Alpine StartAlpine Start-Roped inClimbing

Breaking Camp and Packed Up

Run to the Car

Red and Delicious

Istanbul, Turkey

In the windows, in the shops, there are round red fruits with stems that look like lips, in a pucker. They are made of ceramic.

I point.  Zilla nods. “They used to fill them with rubies, to represent the seeds.”

I don’t know if this is true, but I like to imagine.

In the crates, in front of the stalls, the real red fruits are cut open, the seeds in shapes like henna on a hand.

I point. The man behind the counter nods.

He reaches for a pomegranate and slices it open. Several rubies fall out.

Quickly, he brushes them to the floor.

He puts the fruit in his juice press and pulls down the lever. Pure color drips out.

I hand him a lira.

He hands me the cup.

It is cold but his hand is warm.

Raspberries, sweet corn. Or pomegranate.

Maybe I have never tasted pomegranate before.

In the window, my lips are red.  So were his fingers.

Call to Prayer

The call to prayer in the still-dark Istanbul morning reminded me of Sri Lanka. I got out of bed and stood on the balcony. There was nothing to see but lights on Istanbul’s Asian bank and the ships moving across the Bosporus. The voice called again and I felt cold. But also warm.

“What are you doing?” Z asked, propping up on one elbow.

“Listening,” I said.

“Can you listen with the door shut? It’s cold.”

*

One day years ago, I was stuck in traffic on the 520 Bridge that connects Seattle to The East Side. To the south: rough water, and Mt. Rainier. To the north the water was as smooth as a bath tub. A call like I’d just heard came over the radio, followed by an NPR voice. At the time I’d thought the story was fantastic: Turkish Imams were called in for voice training based on neighborhood complaints on their calls to prayer. While they were gone the voice teacher gave the mosque a tape of his call to prayer to play morning, noon, and night. The question, the NPR voice asked, was whether the Imams returning from voice school were still playing the recording and sleeping-in in the morning.

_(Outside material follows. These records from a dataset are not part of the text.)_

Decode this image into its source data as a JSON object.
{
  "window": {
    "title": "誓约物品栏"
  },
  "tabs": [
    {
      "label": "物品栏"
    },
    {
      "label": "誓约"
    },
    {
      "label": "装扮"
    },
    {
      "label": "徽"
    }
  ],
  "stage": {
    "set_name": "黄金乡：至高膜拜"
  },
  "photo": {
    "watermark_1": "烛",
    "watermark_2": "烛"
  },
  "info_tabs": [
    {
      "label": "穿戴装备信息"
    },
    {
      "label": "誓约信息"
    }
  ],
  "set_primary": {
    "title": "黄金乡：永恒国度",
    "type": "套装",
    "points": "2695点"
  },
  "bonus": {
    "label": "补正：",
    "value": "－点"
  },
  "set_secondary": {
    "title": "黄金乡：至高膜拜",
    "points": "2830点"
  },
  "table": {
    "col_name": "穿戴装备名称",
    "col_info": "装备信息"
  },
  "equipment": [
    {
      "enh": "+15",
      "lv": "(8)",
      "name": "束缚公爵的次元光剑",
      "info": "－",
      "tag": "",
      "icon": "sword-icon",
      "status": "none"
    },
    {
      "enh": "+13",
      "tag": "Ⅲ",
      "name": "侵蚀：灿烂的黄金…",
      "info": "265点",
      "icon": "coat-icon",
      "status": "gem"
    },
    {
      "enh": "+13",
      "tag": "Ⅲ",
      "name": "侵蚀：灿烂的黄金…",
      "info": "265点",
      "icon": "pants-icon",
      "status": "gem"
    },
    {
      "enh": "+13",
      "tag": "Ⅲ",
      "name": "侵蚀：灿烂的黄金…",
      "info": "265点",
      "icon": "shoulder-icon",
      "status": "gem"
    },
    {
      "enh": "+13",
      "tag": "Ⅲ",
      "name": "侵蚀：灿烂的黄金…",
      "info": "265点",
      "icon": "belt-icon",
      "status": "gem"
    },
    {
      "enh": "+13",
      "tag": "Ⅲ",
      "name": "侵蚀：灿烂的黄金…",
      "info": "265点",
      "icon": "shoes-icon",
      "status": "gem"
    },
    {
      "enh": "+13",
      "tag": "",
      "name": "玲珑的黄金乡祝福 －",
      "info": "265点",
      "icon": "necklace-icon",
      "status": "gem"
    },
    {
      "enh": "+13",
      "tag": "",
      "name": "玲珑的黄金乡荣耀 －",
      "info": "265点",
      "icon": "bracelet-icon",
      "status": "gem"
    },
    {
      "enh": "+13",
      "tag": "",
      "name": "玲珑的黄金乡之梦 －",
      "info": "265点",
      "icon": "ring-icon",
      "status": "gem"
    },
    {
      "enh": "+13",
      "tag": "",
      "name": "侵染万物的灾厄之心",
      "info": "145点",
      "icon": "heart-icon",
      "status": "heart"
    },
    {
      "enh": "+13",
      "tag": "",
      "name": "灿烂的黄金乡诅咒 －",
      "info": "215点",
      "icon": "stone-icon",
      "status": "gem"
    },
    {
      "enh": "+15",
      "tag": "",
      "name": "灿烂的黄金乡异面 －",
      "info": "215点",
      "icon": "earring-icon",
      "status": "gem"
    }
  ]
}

Of course they wanted to sleep in, I’d thought. But now, shivering, I felt they could not but want to be awake.

I am sure we will not go hungry…

Z and I are leaving Friday, which as I write this I realize, is tomorrow. Luckily, Friday evening.  We are going to Sri Lanka and Istanbul with a few days in London in between to see Z’s cousins and their new baby, eat at The Quality Chop House and show Z Borough Market.

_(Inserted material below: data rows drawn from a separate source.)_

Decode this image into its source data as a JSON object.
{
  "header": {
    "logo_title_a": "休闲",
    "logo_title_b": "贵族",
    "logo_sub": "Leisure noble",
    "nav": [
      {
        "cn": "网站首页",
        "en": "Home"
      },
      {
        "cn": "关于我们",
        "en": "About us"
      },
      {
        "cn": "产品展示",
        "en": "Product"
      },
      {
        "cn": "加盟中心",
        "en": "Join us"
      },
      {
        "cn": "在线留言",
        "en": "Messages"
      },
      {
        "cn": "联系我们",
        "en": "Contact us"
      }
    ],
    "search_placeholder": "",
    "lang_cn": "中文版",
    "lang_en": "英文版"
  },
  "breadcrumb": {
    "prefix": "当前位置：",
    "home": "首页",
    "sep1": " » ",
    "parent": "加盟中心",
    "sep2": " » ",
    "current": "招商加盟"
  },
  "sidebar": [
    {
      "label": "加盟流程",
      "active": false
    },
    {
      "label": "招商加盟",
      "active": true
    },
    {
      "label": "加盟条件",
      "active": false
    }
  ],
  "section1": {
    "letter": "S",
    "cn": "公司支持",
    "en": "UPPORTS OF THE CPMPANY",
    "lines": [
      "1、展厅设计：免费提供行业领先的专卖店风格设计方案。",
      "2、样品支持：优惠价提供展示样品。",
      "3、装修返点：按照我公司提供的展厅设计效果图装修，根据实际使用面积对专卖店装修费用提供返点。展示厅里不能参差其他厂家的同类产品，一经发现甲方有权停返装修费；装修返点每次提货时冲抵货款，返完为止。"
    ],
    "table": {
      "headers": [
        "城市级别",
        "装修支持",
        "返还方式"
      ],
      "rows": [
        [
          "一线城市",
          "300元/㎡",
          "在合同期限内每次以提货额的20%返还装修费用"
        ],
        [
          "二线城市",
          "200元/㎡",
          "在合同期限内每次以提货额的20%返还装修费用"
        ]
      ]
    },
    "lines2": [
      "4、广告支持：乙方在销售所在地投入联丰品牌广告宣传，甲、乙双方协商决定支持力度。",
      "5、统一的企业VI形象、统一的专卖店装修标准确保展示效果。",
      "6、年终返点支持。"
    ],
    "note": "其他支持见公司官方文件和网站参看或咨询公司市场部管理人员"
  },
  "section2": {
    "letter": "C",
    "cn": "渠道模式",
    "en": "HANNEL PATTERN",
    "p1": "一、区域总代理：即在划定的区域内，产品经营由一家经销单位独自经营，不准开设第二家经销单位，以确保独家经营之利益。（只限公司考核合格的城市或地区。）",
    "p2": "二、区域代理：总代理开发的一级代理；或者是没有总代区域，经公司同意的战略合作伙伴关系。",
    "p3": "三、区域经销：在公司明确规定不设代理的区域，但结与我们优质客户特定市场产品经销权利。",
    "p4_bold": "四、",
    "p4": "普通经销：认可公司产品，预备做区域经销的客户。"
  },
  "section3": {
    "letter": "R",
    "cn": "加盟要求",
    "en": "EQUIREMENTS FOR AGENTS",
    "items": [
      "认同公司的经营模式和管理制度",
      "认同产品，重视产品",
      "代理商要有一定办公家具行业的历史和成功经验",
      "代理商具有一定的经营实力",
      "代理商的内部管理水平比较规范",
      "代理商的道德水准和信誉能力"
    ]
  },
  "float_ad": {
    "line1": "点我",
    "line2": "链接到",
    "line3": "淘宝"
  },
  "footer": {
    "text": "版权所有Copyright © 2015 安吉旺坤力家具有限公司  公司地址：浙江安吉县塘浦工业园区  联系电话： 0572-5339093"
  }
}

I’m also hoping to eat at my friend Cristiano’s new food truck Tongue N’ Cheek—which might be the best name ever for a salumi venture. (And cutest website.) The name also describes Cristiano perfectly.

So we fly from Seattle (tomorrow! today?) to London, for a day, and then to Sri Lanka. We’ll meet Amma (it’s her birthday) at Katunayake Airport and from there, go visit Z’s grandmother and cousins.  One of his cousins is due that very day, with twins! She asked the doctor to delay the delivery so the twin’s birthday would coincide with Amma’s. We shall see.

So Z and I will spend two days visiting with all of them and then head down the coast, for a few days at the beach.  We’re going to stay at a bungalow in Tangalle that comes with a cook!

From Tangalle we will head back up country to Kandy, where Z grew up, and spend our second week at home. On the last day, we will be preparing a dane for the monks at the Peridnyia University Temple in honor of his father’s life.  It is a kind of ritual offering; we’ll be cooking the kinds of things Thaththa liked to eat.

The day after the dane we fly back to London and then after an airport overnight, to Istanbul. Which is very exciting.   I was the one that wanted to go there and now we are on our way.

We are not yet sure where we’ll be staying the first few days. We signed up for Servas, a homestay organization I heard about from a friend  and are waiting to see  if any of the families we contacted in Instanbul get back to us. My greedy hope was to do some Turkish home cooking!

Whatever happens, we’ll spend seven nights in Istanbul, I’m sure eating and exploring. I’ve been reading the blogs Café Fernando and Istanbul Eats for ideas. Rose petal jam, real shish kebab, lokum, yogurt from the place yogurt was born. I am sure I will not go hungry.

Then back to London and, finally, home.  And now, back to packing.